メリッサさんがアイリスの顔を見ながら目を細めて、感心した口調で話しかける。
「ついに大地破壊剣まで…… まさか、あんたがねぇ…… 最初に会った時は変な勇者って思ったよ。」
「本当だよ。いきなり抱き着いてくるし、女の子だと思ったら男だしね」
「あっあの?! イーノフさん!? 男って言うのやめてください! 私は女の子ですからね!」
プクっと頬を膨らまし、アイリスがイーノフへと詰め寄った。そしてアイリスはうっとりした顔で、イーノフの腕をつかんだ。
「あわわ! リック。何とかして!」
「どうです? 男かどうか試してみます? ふふふ…… かーわいい!」
必死にイーノフがリックに助けを求めている。イーノフに抱き着きアイリスは彼の胸に額を擦り付ける。
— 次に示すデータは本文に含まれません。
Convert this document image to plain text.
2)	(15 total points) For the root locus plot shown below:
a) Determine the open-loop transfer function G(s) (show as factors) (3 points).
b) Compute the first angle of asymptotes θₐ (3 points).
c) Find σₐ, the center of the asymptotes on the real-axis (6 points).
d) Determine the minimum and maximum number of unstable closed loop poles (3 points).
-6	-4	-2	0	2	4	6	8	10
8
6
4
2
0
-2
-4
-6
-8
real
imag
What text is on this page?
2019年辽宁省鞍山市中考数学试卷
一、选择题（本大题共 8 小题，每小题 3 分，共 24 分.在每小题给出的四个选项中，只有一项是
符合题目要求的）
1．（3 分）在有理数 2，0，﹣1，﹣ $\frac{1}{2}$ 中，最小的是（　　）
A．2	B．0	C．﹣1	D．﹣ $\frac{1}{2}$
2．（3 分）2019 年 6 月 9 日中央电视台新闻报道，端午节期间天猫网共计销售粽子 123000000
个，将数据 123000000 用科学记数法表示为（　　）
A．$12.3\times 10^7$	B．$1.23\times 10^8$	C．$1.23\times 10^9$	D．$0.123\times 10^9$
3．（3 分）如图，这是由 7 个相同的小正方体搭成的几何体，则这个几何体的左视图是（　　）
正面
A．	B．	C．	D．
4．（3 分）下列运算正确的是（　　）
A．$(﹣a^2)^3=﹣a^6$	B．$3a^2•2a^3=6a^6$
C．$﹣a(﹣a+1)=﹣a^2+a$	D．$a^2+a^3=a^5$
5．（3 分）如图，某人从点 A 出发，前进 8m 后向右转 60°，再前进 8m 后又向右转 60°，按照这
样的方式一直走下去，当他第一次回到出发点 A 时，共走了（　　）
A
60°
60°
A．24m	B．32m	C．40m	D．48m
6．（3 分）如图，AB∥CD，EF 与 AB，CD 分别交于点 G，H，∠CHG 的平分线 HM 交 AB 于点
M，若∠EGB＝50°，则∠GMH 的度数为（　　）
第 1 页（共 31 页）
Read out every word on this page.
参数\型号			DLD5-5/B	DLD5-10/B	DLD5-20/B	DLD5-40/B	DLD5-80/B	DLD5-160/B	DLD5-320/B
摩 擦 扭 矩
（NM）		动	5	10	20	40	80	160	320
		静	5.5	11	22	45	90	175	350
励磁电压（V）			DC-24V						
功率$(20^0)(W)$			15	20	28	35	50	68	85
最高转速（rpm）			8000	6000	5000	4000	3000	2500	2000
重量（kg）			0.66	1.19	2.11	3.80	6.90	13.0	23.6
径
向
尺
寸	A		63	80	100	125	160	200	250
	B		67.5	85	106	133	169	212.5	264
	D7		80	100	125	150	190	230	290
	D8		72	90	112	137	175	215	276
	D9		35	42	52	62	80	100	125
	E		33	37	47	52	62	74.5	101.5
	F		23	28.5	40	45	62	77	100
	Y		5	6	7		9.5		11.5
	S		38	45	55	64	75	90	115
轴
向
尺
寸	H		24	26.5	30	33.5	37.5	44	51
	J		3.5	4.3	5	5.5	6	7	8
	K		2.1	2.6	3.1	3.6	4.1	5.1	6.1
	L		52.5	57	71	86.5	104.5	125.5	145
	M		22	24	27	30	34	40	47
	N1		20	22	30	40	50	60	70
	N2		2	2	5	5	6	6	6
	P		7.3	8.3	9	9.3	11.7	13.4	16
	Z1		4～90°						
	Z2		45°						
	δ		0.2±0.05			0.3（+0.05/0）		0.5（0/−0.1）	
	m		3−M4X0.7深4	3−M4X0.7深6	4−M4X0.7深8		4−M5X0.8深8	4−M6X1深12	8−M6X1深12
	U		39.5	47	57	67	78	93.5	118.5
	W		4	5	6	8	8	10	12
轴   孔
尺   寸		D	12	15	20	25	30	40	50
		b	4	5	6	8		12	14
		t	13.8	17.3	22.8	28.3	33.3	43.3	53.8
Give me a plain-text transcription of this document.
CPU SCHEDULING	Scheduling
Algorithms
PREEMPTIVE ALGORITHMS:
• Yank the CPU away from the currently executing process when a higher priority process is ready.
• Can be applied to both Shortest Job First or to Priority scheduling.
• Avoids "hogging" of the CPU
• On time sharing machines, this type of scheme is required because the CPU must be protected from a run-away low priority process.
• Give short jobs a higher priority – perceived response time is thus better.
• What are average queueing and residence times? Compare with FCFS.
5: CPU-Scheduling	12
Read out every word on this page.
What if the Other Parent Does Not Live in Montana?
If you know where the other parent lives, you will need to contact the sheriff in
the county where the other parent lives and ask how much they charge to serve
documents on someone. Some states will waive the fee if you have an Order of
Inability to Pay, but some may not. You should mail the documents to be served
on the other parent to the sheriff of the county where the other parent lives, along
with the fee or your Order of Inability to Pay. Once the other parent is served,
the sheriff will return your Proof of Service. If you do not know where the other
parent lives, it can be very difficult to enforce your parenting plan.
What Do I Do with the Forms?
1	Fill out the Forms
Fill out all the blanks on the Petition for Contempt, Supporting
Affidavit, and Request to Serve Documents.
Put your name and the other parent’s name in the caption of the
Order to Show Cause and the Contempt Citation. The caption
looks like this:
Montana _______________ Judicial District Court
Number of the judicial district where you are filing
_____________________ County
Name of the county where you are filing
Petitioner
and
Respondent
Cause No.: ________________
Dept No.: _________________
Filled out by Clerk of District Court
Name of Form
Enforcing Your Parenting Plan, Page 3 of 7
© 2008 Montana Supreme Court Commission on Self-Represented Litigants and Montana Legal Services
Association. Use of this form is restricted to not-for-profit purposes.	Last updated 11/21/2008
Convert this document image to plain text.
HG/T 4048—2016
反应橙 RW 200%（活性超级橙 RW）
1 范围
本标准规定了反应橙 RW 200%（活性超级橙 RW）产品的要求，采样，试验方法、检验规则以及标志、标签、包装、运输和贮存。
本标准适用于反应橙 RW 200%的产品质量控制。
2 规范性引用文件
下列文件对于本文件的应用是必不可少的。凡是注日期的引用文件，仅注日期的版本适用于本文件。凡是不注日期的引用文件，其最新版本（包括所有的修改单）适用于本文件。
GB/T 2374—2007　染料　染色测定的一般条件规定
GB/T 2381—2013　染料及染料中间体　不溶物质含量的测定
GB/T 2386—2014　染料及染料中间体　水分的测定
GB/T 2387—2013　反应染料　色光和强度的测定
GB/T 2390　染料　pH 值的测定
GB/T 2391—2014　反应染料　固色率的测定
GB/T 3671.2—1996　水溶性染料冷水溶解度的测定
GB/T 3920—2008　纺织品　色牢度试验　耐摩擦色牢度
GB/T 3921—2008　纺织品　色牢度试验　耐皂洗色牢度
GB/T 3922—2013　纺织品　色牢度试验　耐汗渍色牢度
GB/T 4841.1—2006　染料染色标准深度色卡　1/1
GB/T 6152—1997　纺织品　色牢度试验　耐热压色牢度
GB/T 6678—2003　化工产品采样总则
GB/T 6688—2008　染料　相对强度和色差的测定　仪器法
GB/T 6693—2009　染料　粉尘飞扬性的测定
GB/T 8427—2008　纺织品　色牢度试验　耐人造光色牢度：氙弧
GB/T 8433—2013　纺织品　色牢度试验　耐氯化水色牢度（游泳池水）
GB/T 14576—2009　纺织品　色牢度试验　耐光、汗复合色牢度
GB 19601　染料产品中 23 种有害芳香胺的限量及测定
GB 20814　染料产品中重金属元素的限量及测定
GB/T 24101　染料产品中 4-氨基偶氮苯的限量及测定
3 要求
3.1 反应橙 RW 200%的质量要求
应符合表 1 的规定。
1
「えっ!? おい!? アイリス! 胸に指をはわすな!」
「うるさいわね! あんた達が昨日やってたことに比べればマシじゃない!! まったく壁が薄いのにポロンちゃんに聞こえたらどうするのよ!!!」
「うっ!? うるさい!!! そんなに激しくは……」
「リッリック!!!」
顔を真っ赤にしたリックは、アイリスをイーノフさんから引き離した。ソフィアはアイリスの言葉に、顔を真っ赤にしてうつむいた。昨日、二人で寝たリックとソフィアは当然のようにやることはやっていた。引きずられるアイリスはソフィアの前で叫ぶ。
「フン。ソフィア! リックは必ず奪い返してやるんだからね!」
「ふぇぇぇ……」
「そもそもお前から奪ったわけじゃないだろうが!!!」
「キーーーーーーー!!!」
ポケットから白いハンカチを出して口にくわえ下に引っ張るアイリス。普段ならスラムンがいい加減止める時だが、二日酔いのスライムはほとんど機能していなかった。呆れた表情をし、メリッサとカルロスが額に手をおいて顔を横に振っている。
「まったく…… そんなんだから変な勇者とか言われるんだぞ!?」
リックはハンカチを咥える、アイリスにあきれた顔をする。ゴーンライトはそんなアイリスを見つめて嬉しそうにしている。
「僕はアイリスさんは立派な勇者だと思いますよ。ローズガーデンに居る妻も会えたら喜ぶと思います!」
「妻? ゴーンライトさんの奥さんってローズガーデンに居るの? 犯罪者なの?」
「違うよ。ローズガーデンの町長のブリジットさんがゴーンライトさんの奥さんなの!」
「えっ!? そうなんだ!?」
ドンバル国での旅行の時にアイリスは、ブリジッドとゴーンライトに会っておらず、二人が夫婦だとは知らなかった。ちなみにゴーンライトは毎日ローズガーデンから王都のテレポートボールで通っていた。また、エルザさんからの情報によるとたまに遅くなって帰れない時は、イーノフの家に泊めてもらっているという。なぜエルザがリックも知らなかった事情を知っているかは謎だが……
カルロスがすっと立ち上がって扉を指さした。
「とっとにかくお前さん達はすぐにローズガーデンに向かってくれ!」
「はいよ。みんな行くよ! 準備しな」
メリッサがリック達に号令をかけた。リック達は準備を整えるのだった。
まず、イーノフがアイリス達と一緒に先に転送魔法でローズガーデンに向かい。残ったメンバーは各自テレポートボールでローズガーデンへ移動するのだった。